Entramos no quarto dela. As luzes estavam baixas. Só uma fita de LED azul iluminava sutilmente o ambiente. Na cama, alguns travesseiros com formato de personagens de anime. Tudo cheirava a perfume doce, a corpo quente, a algo que já não dava mais pra parar. — Tem certeza? — perguntei, com a voz meio rouca de tesão. Ela me encarou, com a respiração ofegante e as bochechas vermelhas. — Sim… total certeza — respondeu, sem hesitar, mordendo o lábio inferior enquanto a mão dela deslizava pelo meu peito por cima da camiseta. Aquele foi o ponto sem volta. Me aproximei de novo, beijei ela com mais vontade, minhas mãos viajaram pela cintura dela, subindo por baixo do macacão, sentindo a pele lisa e quente. Ela arqueou levemente as costas ao sentir meus dedos percorrerem o lado do corpo, se colando mais em mim, como se o corpo dela soubesse exatamente onde queria estar. Depois de alguns segundos, ela se afastou devagar dos meus lábios, nossas respirações ofegantes preenchiam o silêncio do quarto. Me olhou com uma mistura de fogo e nervosismo, e sem dizer uma palavra, levou as mãos até a lateral do macacão branco.
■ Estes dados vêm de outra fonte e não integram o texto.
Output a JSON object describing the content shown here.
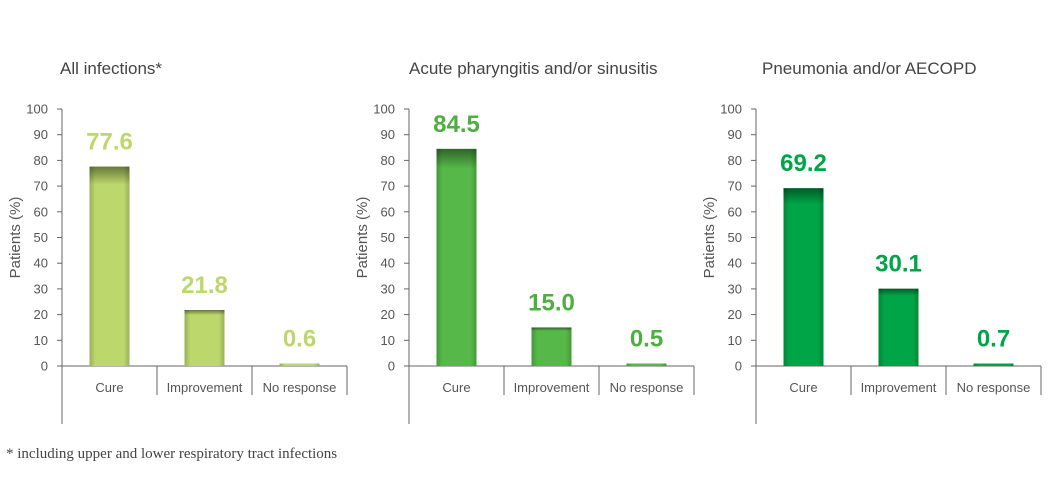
{
  "chart_data": [
    {
      "type": "bar",
      "title": "All infections*",
      "ylabel": "Patients (%)",
      "ylim": [
        0,
        100
      ],
      "yticks": [
        0,
        10,
        20,
        30,
        40,
        50,
        60,
        70,
        80,
        90,
        100
      ],
      "categories": [
        "Cure",
        "Improvement",
        "No response"
      ],
      "values": [
        77.6,
        21.8,
        0.6
      ],
      "value_labels": [
        "77.6",
        "21.8",
        "0.6"
      ],
      "bar_color": "#bcd86c",
      "label_color": "#bcd86c",
      "grid": false,
      "legend": "none"
    },
    {
      "type": "bar",
      "title": "Acute pharyngitis and/or sinusitis",
      "ylabel": "Patients (%)",
      "ylim": [
        0,
        100
      ],
      "yticks": [
        0,
        10,
        20,
        30,
        40,
        50,
        60,
        70,
        80,
        90,
        100
      ],
      "categories": [
        "Cure",
        "Improvement",
        "No response"
      ],
      "values": [
        84.5,
        15.0,
        0.5
      ],
      "value_labels": [
        "84.5",
        "15.0",
        "0.5"
      ],
      "bar_color": "#56b848",
      "label_color": "#4daf3f",
      "grid": false,
      "legend": "none"
    },
    {
      "type": "bar",
      "title": "Pneumonia and/or AECOPD",
      "ylabel": "Patients (%)",
      "ylim": [
        0,
        100
      ],
      "yticks": [
        0,
        10,
        20,
        30,
        40,
        50,
        60,
        70,
        80,
        90,
        100
      ],
      "categories": [
        "Cure",
        "Improvement",
        "No response"
      ],
      "values": [
        69.2,
        30.1,
        0.7
      ],
      "value_labels": [
        "69.2",
        "30.1",
        "0.7"
      ],
      "bar_color": "#00a547",
      "label_color": "#00a547",
      "grid": false,
      "legend": "none"
    }
  ],
  "footnote": "* including upper and lower respiratory tract infections"
}
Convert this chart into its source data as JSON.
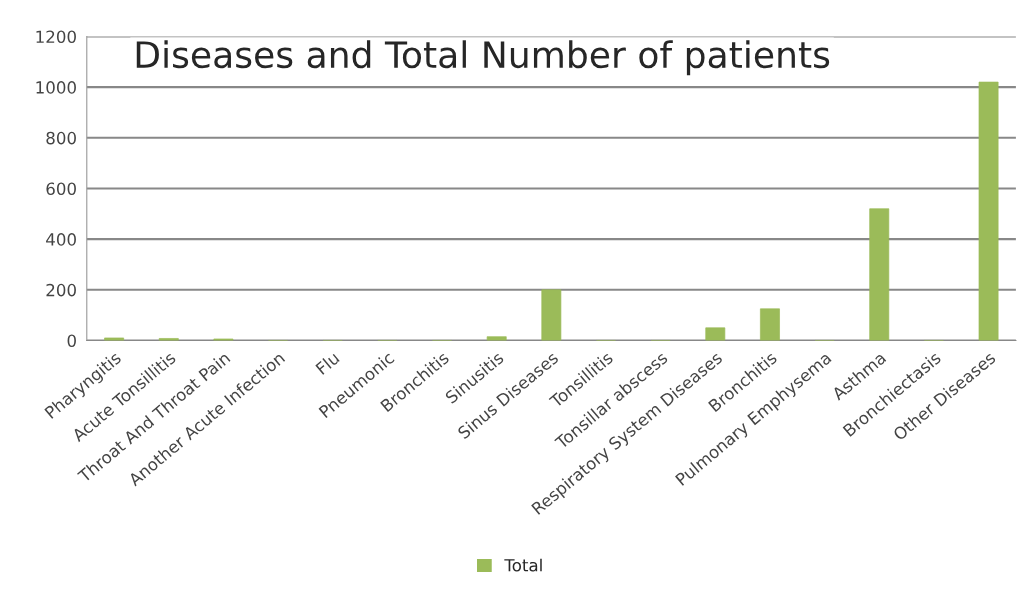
{
  "chart_data": {
    "type": "bar",
    "title": "Diseases and Total Number of patients",
    "categories": [
      "Pharyngitis",
      "Acute Tonsillitis",
      "Throat And Throat Pain",
      "Another Acute Infection",
      "Flu",
      "Pneumonic",
      "Bronchitis",
      "Sinusitis",
      "Sinus Diseases",
      "Tonsillitis",
      "Tonsillar abscess",
      "Respiratory System Diseases",
      "Bronchitis",
      "Pulmonary Emphysema",
      "Asthma",
      "Bronchiectasis",
      "Other Diseases"
    ],
    "series": [
      {
        "name": "Total",
        "color": "#9bbb59",
        "values": [
          10,
          8,
          6,
          0,
          0,
          0,
          0,
          15,
          200,
          0,
          0,
          50,
          125,
          0,
          520,
          0,
          1020
        ]
      }
    ],
    "ylim": [
      0,
      1200
    ],
    "yticks": [
      0,
      200,
      400,
      600,
      800,
      1000,
      1200
    ],
    "grid": "y",
    "legend": "bottom"
  }
}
Com um movimento suave, puxou pra baixo, primeiro os ombros, depois o tronco. O tecido desceu devagar, revelando aos poucos o tom quente da pele dela. Meus olhos não se desgrudavam dela. O macacão caiu como uma cascata branca no chão, deixando a silhueta dela à mostra… só coberta por um biquíni roxo que destacava o corpo dela de um jeito perfeito.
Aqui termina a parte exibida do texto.